I had the Prius just over two years and put about 12,000 miles on it. The driving experience was OK (it was peppy enough, I suppose) and it did get 41 MPG. But, aside from being ugly (which is a matter of taste), I was left with some pretty poor impressions of Toyota quality.
This is hard to stomach to a "Lean guy" who preaches the gospel that the Toyota Production System leads to better quality.
My impression was that, to keep the total price of the Prius low (since price is driven by the market, as Toyota teaches), they had to "get cheap" with components that we're part of the expensive hybrid drive system. Toyota couldn't just add cost (hybrid drive) and then try to pass that cost along in "cost plus" pricing. Toyota customers wouldn't buy the Prius at a significantly higher price (or at least not enough, Toyota must have figured).
The interior just felt cheap... the components, materials, and construction.
I wore a hold in the carpeted floor mat and I don't have particularly pointy heels... I drive with my heel in the same position, rotating my foot over to the accelerator.

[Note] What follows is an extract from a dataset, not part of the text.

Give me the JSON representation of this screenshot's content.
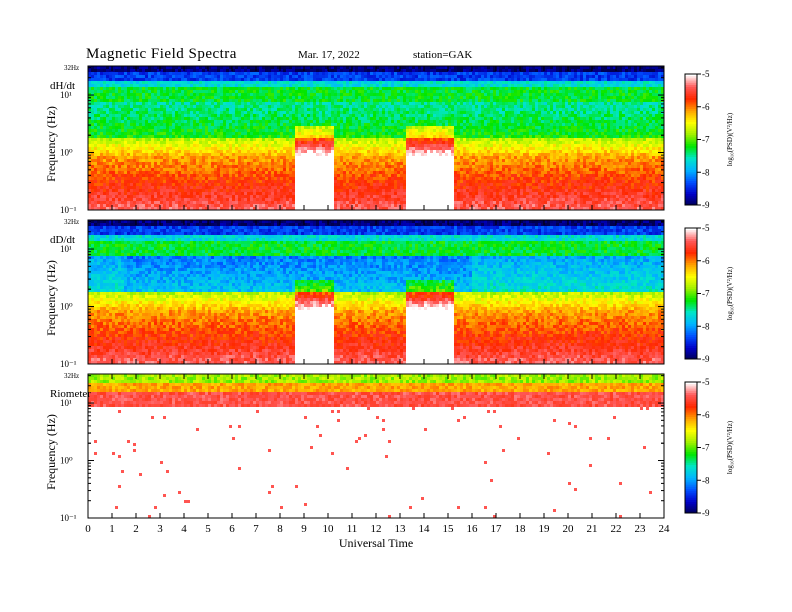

I have a Saab with 40,000 miles and the carpeted floor mat is just fine. The Toyota mat is pictured below:


OK, but a floor mat could be replaced easily (and probably under warranty). The driver's seat cloth was pretty worn and cruddy looking, if that is conveyed in the picture:


Fumbling with a GPS unit that I was unsticking from the windshield, it fell and, in my fumbling, I struck the clock on the dashboard. It wasn't that hard of a hit, but it must have been in just the right spot to knock the clock into the dash. On it's own, I'd say that was just an unlucky blow, but it got me thinking that maybe Toyota had used cheap fasteners or clips to hold the clock in place.


Has anyone else had a similar experience with the the Prius? For many people, the Prius might be their first Toyota. This is supposed to represent Toyota quality? The company that brought us Lexus?

Maybe people are so happy to drive a hybrid car and feel so good about that, so the customers/drivers are willing to forgive and overlook other flaws and cheapness? Is Toyota giving the market the quality they desire at their price they are willing to pay?

I wouldn't spend my own money on a Prius after my experience. What do you think?